It's for mobile telepresence. E.g. you send this to the factory in China instead of flying there yourself. It has cameras and audio and a fancy laser pointer they built themselves. You drive it via the Internet from an ordinary computer.
That would be a bit creepy though. Imagine a factory of chinese workers, all sewing and this this silent rolling monster drifts slowly by, and they all stiffen in fear and work extra hard...
iRobot made something similar called the "coworker". It was a spectacular failure. It was shorter and ( i think ) a bit smarter about remote obstacle avoidance. They asked around $5K.
They never answered the question: why is this better than a conference call? This is doubly important considering it has no arms.

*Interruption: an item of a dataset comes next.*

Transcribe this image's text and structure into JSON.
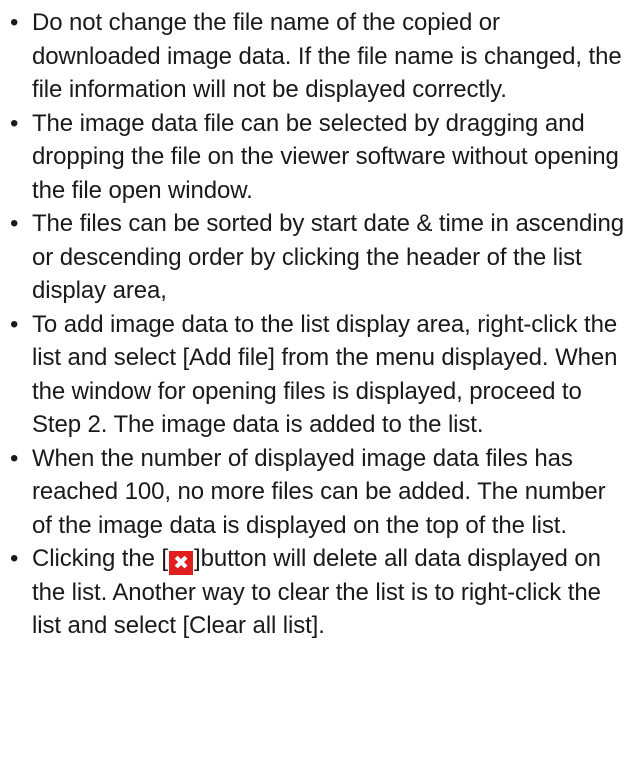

I'm certain there is a market for this or a similar kind of robot. It needs to have compelling remote presence, and it needs to be cheaper than $5K.
Adding up motors, computers, cameras, the chassis, plastic modling, etc. can get expensive fast, especially if you haven't ramped up production somewhere fast & cheap like China.
Why better than a conference call? It has to be it's mobility. (Although, didn't they mention it needed to be tethered? It has to be because it lacks batteries.)
I think that in situations where data needs to be sucked up in a mobile way but not in a way that the environment needs to be manipulated (no arms), it'll work. Well, when it gets batteries, it would.
"Unlike monty, QA is 100% battery powered, and gets 4-6 hours of runtime on every charge. Monty's pneumatics required it to be tethered at all times. Also, its much lighter at around 35lbs. Monty is too heavy to pick up."
It's much lighter than a Segway. Only 35 pounds.